Today even solo practitioners are likely to use an accounting package to keep the books and prepare tax returns. Their consultants (CPAs) help out as needed. Whether the application lives on the in-house PC or on a host server somewhere, I expect we’ll see similar migration of core retail tools toward more user-friendly designs for smaller businesses.

Andrew Gaffney
Andrew Gaffney
16 years ago

Retail technology providers are going to have to catch up with the Software as a Service model in order to make it possible for SMB retailers to research, buy and implement technology.

SMBs don’t have the time or budget to sort through various solutions and they typically don’t get much personal attention from the sales teams. If you look at the CRM and marketing automation space, there has been a leveling of the playing field as small firms can test drive hosted solutions and implement them.

I applaud the partnership Nikki describes and think it is definitely a step in the right direction, but there is still a big opportunity for somebody to make technology more turn-key for SMBs.

Nikki Baird
Nikki Baird
16 years ago

I just want to clarify–while SMBs may not need a lot of “customization”, almost every application I see today requires a significant amount of “configuration,” and it’s wading through that configuration step that gets a lot of buyers into trouble. Pricing is an excellent example–the pricing and optimization algorithms are modeled based on the buying company’s business practices; they don’t come straight out of the box. The buyer of such applications has to make a lot of decisions fast–and I’ve seen a lot of SMBs get bogged down in uncertainty over not just today’s version of the process, but how they want it to look in the future. And I don’t think it’s too much of a generalization to say that most SMBs don’t want to turn to consultants to help them figure it out.

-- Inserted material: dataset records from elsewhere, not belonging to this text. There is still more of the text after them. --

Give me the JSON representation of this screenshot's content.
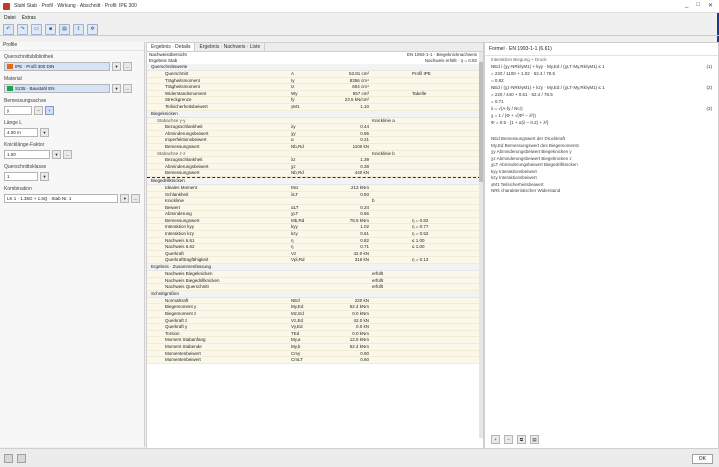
{
  "window": {
    "title": "Stahl Stab · Profil · Wirkung · Abschnitt · Profil: IPE 300",
    "minimize": "_",
    "maximize": "□",
    "close": "✕"
  },
  "menubar": {
    "items": [
      "Datei",
      "Extras"
    ]
  },
  "toolbar": {
    "buttons": [
      "undo",
      "redo",
      "open",
      "save",
      "print",
      "export",
      "settings"
    ]
  },
  "left_panel": {
    "header": "Profile",
    "groups": [
      {
        "label": "Querschnittsbibliothek",
        "value": "IPE · Profil 300 DIN",
        "swatch": "#e06b1a"
      },
      {
        "label": "Material",
        "value": "S235 · Baustahl EN",
        "swatch": "#1aa34a"
      },
      {
        "label": "Bemessungsachse",
        "value": "y",
        "buttons": [
          "−",
          "+"
        ]
      },
      {
        "label": "Länge L",
        "value": "4.00 m"
      },
      {
        "label": "Knicklänge-Faktor",
        "value": "1.00"
      },
      {
        "label": "Querschnittsklasse",
        "value": "1"
      },
      {
        "label": "Kombination",
        "value": "LK 1 · 1.35G + 1.5Q · Stab Nr. 1"
      }
    ]
  },
  "center_panel": {
    "tabs": [
      "Ergebnis · Details",
      "Ergebnis · Nachweis · Liste"
    ],
    "header_left": [
      "Nachweisübersicht",
      "Ergebnis Stab"
    ],
    "header_right": [
      "EN 1993-1-1 · Biegeknicknachweis",
      "Nachweis erfüllt · η = 0.82"
    ],
    "sections": [
      {
        "title": "Querschnittswerte",
        "rows": [
          {
            "c1": "Querschnitt",
            "c2": "A",
            "c3": "53.81 cm²",
            "c4": "",
            "c5": "Profil IPE"
          },
          {
            "c1": "Trägheitsmoment",
            "c2": "Iy",
            "c3": "8356 cm⁴",
            "c4": "",
            "c5": ""
          },
          {
            "c1": "Trägheitsmoment",
            "c2": "Iz",
            "c3": "604 cm⁴",
            "c4": "",
            "c5": ""
          },
          {
            "c1": "Widerstandsmoment",
            "c2": "Wy",
            "c3": "557 cm³",
            "c4": "",
            "c5": "Tabelle"
          },
          {
            "c1": "Streckgrenze",
            "c2": "fy",
            "c3": "23.5 kN/cm²",
            "c4": "",
            "c5": ""
          },
          {
            "c1": "Teilsicherheitsbeiwert",
            "c2": "γM1",
            "c3": "1.10",
            "c4": "",
            "c5": ""
          }
        ]
      },
      {
        "title": "Biegeknicken",
        "rows": [
          {
            "c1": "Stabachse y-y",
            "c2": "",
            "c3": "",
            "c4": "Knicklinie a",
            "c5": "",
            "sub": true
          },
          {
            "c1": "Bezugsschlankheit",
            "c2": "λy",
            "c3": "0.44",
            "c4": "",
            "c5": ""
          },
          {
            "c1": "Abminderungsbeiwert",
            "c2": "χy",
            "c3": "0.95",
            "c4": "",
            "c5": ""
          },
          {
            "c1": "Imperfektionsbeiwert",
            "c2": "α",
            "c3": "0.21",
            "c4": "",
            "c5": ""
          },
          {
            "c1": "Bemessungswert",
            "c2": "Nb,Rd",
            "c3": "1100 kN",
            "c4": "",
            "c5": ""
          },
          {
            "c1": "Stabachse z-z",
            "c2": "",
            "c3": "",
            "c4": "Knicklinie b",
            "c5": "",
            "sub": true
          },
          {
            "c1": "Bezugsschlankheit",
            "c2": "λz",
            "c3": "1.39",
            "c4": "",
            "c5": ""
          },
          {
            "c1": "Abminderungsbeiwert",
            "c2": "χz",
            "c3": "0.38",
            "c4": "",
            "c5": ""
          },
          {
            "c1": "Bemessungswert",
            "c2": "Nb,Rd",
            "c3": "440 kN",
            "c4": "",
            "c5": ""
          }
        ]
      },
      {
        "title": "Biegedrillknicken",
        "focused": true,
        "rows": [
          {
            "c1": "Ideales Moment",
            "c2": "Mcr",
            "c3": "213 kNm",
            "c4": "",
            "c5": ""
          },
          {
            "c1": "Schlankheit",
            "c2": "λLT",
            "c3": "0.93",
            "c4": "",
            "c5": ""
          },
          {
            "c1": "Knicklinie",
            "c2": "",
            "c3": "",
            "c4": "b",
            "c5": ""
          },
          {
            "c1": "Beiwert",
            "c2": "αLT",
            "c3": "0.34",
            "c4": "",
            "c5": ""
          },
          {
            "c1": "Abminderung",
            "c2": "χLT",
            "c3": "0.66",
            "c4": "",
            "c5": ""
          },
          {
            "c1": "Bemessungswert",
            "c2": "Mb,Rd",
            "c3": "78.5 kNm",
            "c4": "",
            "c5": "η = 0.82"
          },
          {
            "c1": "Interaktion kyy",
            "c2": "kyy",
            "c3": "1.02",
            "c4": "",
            "c5": "η = 0.77"
          },
          {
            "c1": "Interaktion kzy",
            "c2": "kzy",
            "c3": "0.61",
            "c4": "",
            "c5": "η = 0.52"
          },
          {
            "c1": "Nachweis 6.61",
            "c2": "η",
            "c3": "0.82",
            "c4": "",
            "c5": "≤ 1.00"
          },
          {
            "c1": "Nachweis 6.62",
            "c2": "η",
            "c3": "0.71",
            "c4": "",
            "c5": "≤ 1.00"
          },
          {
            "c1": "Querkraft",
            "c2": "Vz",
            "c3": "42.0 kN",
            "c4": "",
            "c5": ""
          },
          {
            "c1": "Querkrafttragfähigkeit",
            "c2": "Vpl,Rd",
            "c3": "316 kN",
            "c4": "",
            "c5": "η = 0.13"
          }
        ]
      },
      {
        "title": "Ergebnis · Zusammenfassung",
        "rows": [
          {
            "c1": "Nachweis Biegeknicken",
            "c2": "",
            "c3": "",
            "c4": "erfüllt",
            "c5": ""
          },
          {
            "c1": "Nachweis Biegedrillknicken",
            "c2": "",
            "c3": "",
            "c4": "erfüllt",
            "c5": ""
          },
          {
            "c1": "Nachweis Querschnitt",
            "c2": "",
            "c3": "",
            "c4": "erfüllt",
            "c5": ""
          }
        ]
      },
      {
        "title": "Schnittgrößen",
        "rows": [
          {
            "c1": "Normalkraft",
            "c2": "NEd",
            "c3": "220 kN",
            "c4": "",
            "c5": ""
          },
          {
            "c1": "Biegemoment y",
            "c2": "My,Ed",
            "c3": "52.4 kNm",
            "c4": "",
            "c5": ""
          },
          {
            "c1": "Biegemoment z",
            "c2": "Mz,Ed",
            "c3": "0.0 kNm",
            "c4": "",
            "c5": ""
          },
          {
            "c1": "Querkraft z",
            "c2": "Vz,Ed",
            "c3": "42.0 kN",
            "c4": "",
            "c5": ""
          },
          {
            "c1": "Querkraft y",
            "c2": "Vy,Ed",
            "c3": "0.0 kN",
            "c4": "",
            "c5": ""
          },
          {
            "c1": "Torsion",
            "c2": "TEd",
            "c3": "0.0 kNm",
            "c4": "",
            "c5": ""
          },
          {
            "c1": "Moment Stabanfang",
            "c2": "My,a",
            "c3": "12.5 kNm",
            "c4": "",
            "c5": ""
          },
          {
            "c1": "Moment Stabende",
            "c2": "My,b",
            "c3": "52.4 kNm",
            "c4": "",
            "c5": ""
          },
          {
            "c1": "Momentenbeiwert",
            "c2": "Cmy",
            "c3": "0.90",
            "c4": "",
            "c5": ""
          },
          {
            "c1": "Momentenbeiwert",
            "c2": "CmLT",
            "c3": "0.60",
            "c4": "",
            "c5": ""
          }
        ]
      }
    ]
  },
  "right_panel": {
    "title": "Formel · EN 1993-1-1 (6.61)",
    "subtitle": "Interaktion Biegung + Druck",
    "formula_lines": [
      {
        "text": "NEd / (χy·NRk/γM1) + kyy · My,Ed / (χLT·My,Rk/γM1) ≤ 1",
        "num": "(1)"
      },
      {
        "text": "= 220 / 1100 + 1.02 · 52.4 / 78.5",
        "num": ""
      },
      {
        "text": "= 0.82",
        "num": ""
      },
      {
        "text": "NEd / (χz·NRk/γM1) + kzy · My,Ed / (χLT·My,Rk/γM1) ≤ 1",
        "num": "(2)"
      },
      {
        "text": "= 220 / 440 + 0.61 · 52.4 / 78.5",
        "num": ""
      },
      {
        "text": "= 0.71",
        "num": ""
      },
      {
        "text": "λ = √(A·fy / Ncr)",
        "num": "(3)"
      },
      {
        "text": "χ = 1 / (Φ + √(Φ² − λ²))",
        "num": ""
      },
      {
        "text": "Φ = 0.5 · [1 + α(λ − 0.2) + λ²]",
        "num": ""
      }
    ],
    "references": [
      "NEd   Bemessungswert der Druckkraft",
      "My,Ed   Bemessungswert des Biegemoments",
      "χy   Abminderungsbeiwert Biegeknicken y",
      "χz   Abminderungsbeiwert Biegeknicken z",
      "χLT   Abminderungsbeiwert Biegedrillknicken",
      "kyy   Interaktionsbeiwert",
      "kzy   Interaktionsbeiwert",
      "γM1   Teilsicherheitsbeiwert",
      "NRk   charakteristischer Widerstand"
    ],
    "toolbar": [
      "zoom-in",
      "zoom-out",
      "copy",
      "print"
    ]
  },
  "statusbar": {
    "close_label": "OK"
  }
}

Is there such a thing as “off the shelf” or “straight out of the box” software anymore?

Mark Lilien
Mark Lilien
16 years ago

I’m surprised by one of the main assumptions presented by RSR: that mid-size retailers prefer customized software. My impression is the opposite: that for the past 15 to 20 years, mid-sized retailers prefer turnkey packages, because custom solutions aren’t good value. If a chain of 100 apparel stores needs software, whether it’s price optimization, distribution center management, POS, merchandising, workforce management, etc., they have a reasonable variety of excellent, long-proven choices available from software suppliers to many other apparel chains. Customization is often minor or unnecessary if the software has flexible configuration and if the reference checking (to find retailers with similar processes and transaction volumes) is thorough.

M. Jericho Banks PhD
M. Jericho Banks PhD
16 years ago

Allow me to hitchhike on James Tenser’s comments regarding SaaS price optimization solutions by shining a light on the human element–or lack thereof. SaaS suppliers to SMBs sometimes neglect the “pull-through” aspect that is required for success. That is, they expect their brilliant software to “push” solutions through the client’s system, overlooking the human element at the client’s end that is required to satisfy individual and departmental needs. Solving employee needs (e.g., improving performance, testing programs, weeding out underperforming tactics and strategies, etc.) is missing from the equation. I call this “Creating Heroes,” and am convinced that it’s the true business of SaaS services. My sense from interviewing various SaaS suppliers is that they overlook or simply eschew the necessary step of working with individual users to meet their specific needs–which can include helping them to earn a promotion or even saving their jobs.

When this happens, SMB client use begins a steady decline and eventually reaches a point where the WIIFM (What’s In It For Me?) is no longer attractive. Someone from the SaaS provider needs to be in constant contact with the individual end users helping them to use the system to become heroes.